La procedencia de las madres
Todavía hay otro balance importante que destaca en el análisis de estos datos de nacimientos. El 48,5% de los niños nacidos en 2025 son hijos de mujeres también nacidas en Cataluña. Son menos —porcentualmente— que el año anterior, cuando la cifra alcanzó el 49,3% del total. En paralelo, el peso de las madres nacidas en el extranjero ha pasado del 45,4% hasta el 46,3% en 2025, mientras que el 5,2% son hijos de mujeres nacidas en algún otro punto de España, prácticamente la misma proporción que el año anterior. "Sin las madres nacidas en el extranjero, en Cataluña tendríamos la mitad de nacimientos. Es para reflexionar mucho sobre el papel de la inmigración y sobre los motivos socioeconómicos que llevan a las madres que viven en Cataluña a no tener más hijos", valora Garcia Coll.De hecho, hay ocho comarcas catalanas donde los niños nacidos de madres extranjeras representan la mitad o más del total: La Segarra (61,1%), La Garrotxa (58,2%), El Barcelonès (56,3%), L’Urgell (54,7%), L’Alt Empordà (53,6%), El Baix Empordà (51,9%), El Solsonès (51,6%) y Les Garrigues (50,0%). En cuanto a los municipios de más de 50.000 habitantes, los porcentajes más elevados son los de L’Hospitalet de Llobregat (69,5%), Santa Coloma de Gramenet (65,8%) y Manresa (60,3%).
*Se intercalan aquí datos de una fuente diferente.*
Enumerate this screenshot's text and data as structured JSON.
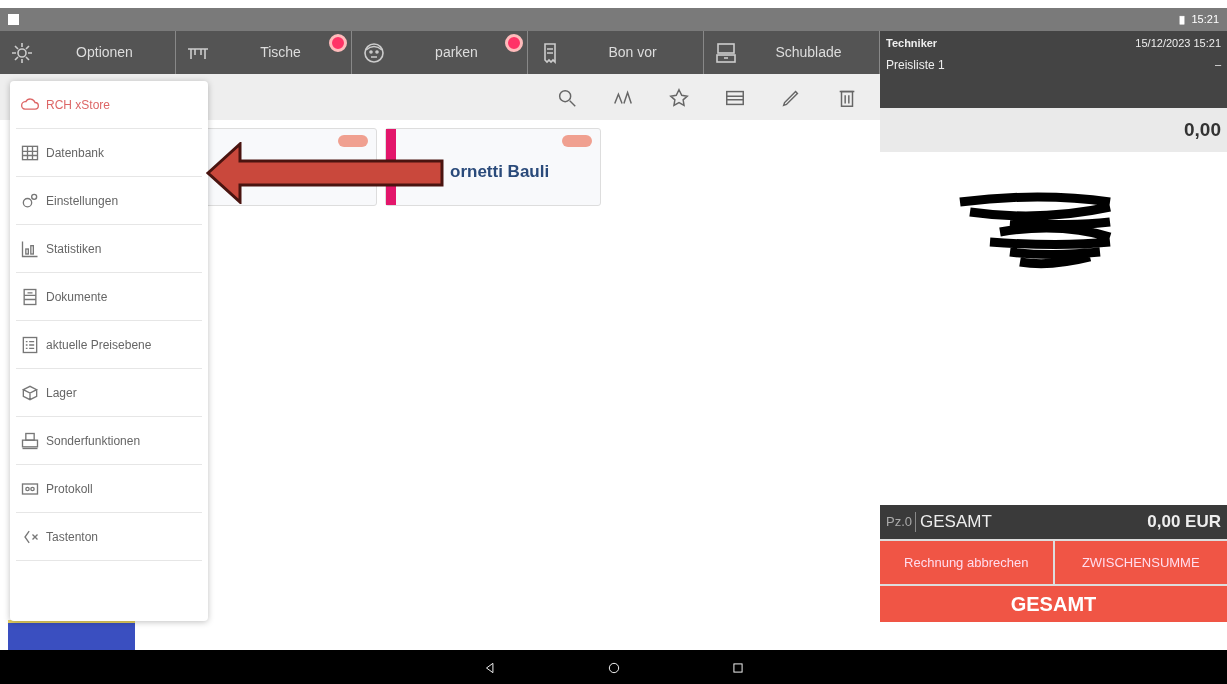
{
  "status_bar": {
    "time": "15:21"
  },
  "toolbar": [
    {
      "label": "Optionen",
      "badge": false
    },
    {
      "label": "Tische",
      "badge": true
    },
    {
      "label": "parken",
      "badge": true
    },
    {
      "label": "Bon vor",
      "badge": false
    },
    {
      "label": "Schublade",
      "badge": false
    }
  ],
  "menu": {
    "items": [
      {
        "label": "RCH xStore",
        "selected": true
      },
      {
        "label": "Datenbank",
        "selected": false
      },
      {
        "label": "Einstellungen",
        "selected": false
      },
      {
        "label": "Statistiken",
        "selected": false
      },
      {
        "label": "Dokumente",
        "selected": false
      },
      {
        "label": "aktuelle Preisebene",
        "selected": false
      },
      {
        "label": "Lager",
        "selected": false
      },
      {
        "label": "Sonderfunktionen",
        "selected": false
      },
      {
        "label": "Protokoll",
        "selected": false
      },
      {
        "label": "Tastenton",
        "selected": false
      }
    ]
  },
  "products": [
    {
      "striped": false
    },
    {
      "striped": true,
      "name": "ornetti Bauli"
    }
  ],
  "receipt": {
    "operator": "Techniker",
    "datetime": "15/12/2023 15:21",
    "price_list": "Preisliste 1",
    "dash": "–",
    "amount": "0,00",
    "pieces": "Pz.0",
    "total_label": "GESAMT",
    "total": "0,00 EUR",
    "buttons": [
      "Rechnung abbrechen",
      "ZWISCHENSUMME"
    ],
    "pay_button": "GESAMT"
  }
}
Las madres de nacionalidad extranjera nacieron principalmente en África (5.850), América del Sur (4.817) y en Asia y Oceanía (3.161). En cambio, entre las madres de nacionalidad española hay un 18,1% que también nacieron en el extranjero (6.395), principalmente en América del Sur (3.099), América del Norte y Central (1.335) y África (1.230).
Desterrando mitos
La tasa de fecundidad de las mujeres extranjeras residentes en Cataluña es unas décimas más alta que el resto y llega a 1,29 hijos por mujer (respecto del 1,08 de las mujeres nacidas en Cataluña), muy lejos de lo que los demógrafos consideran la tasa de reemplazo, que se sitúa en 2,1 hijos por mujer.
"Hay que desterrar muchos mitos, como por ejemplo el que dice que las mujeres nacidas en el extranjero tienen muchos hijos; eso no es cierto, a ellas también les afectan el precio de los pisos y el coste de la vida y se acaban adaptando: los datos nos demuestran que la diferencia es de solo dos décimas", argumenta Garcia Coll.
La edad media también varía según el lugar de nacimiento: las mujeres de nacionalidad española son madres, de media, a los 33,3 años, mientras que las madres extranjeras avanzan la maternidad hasta los 30,9 años de media.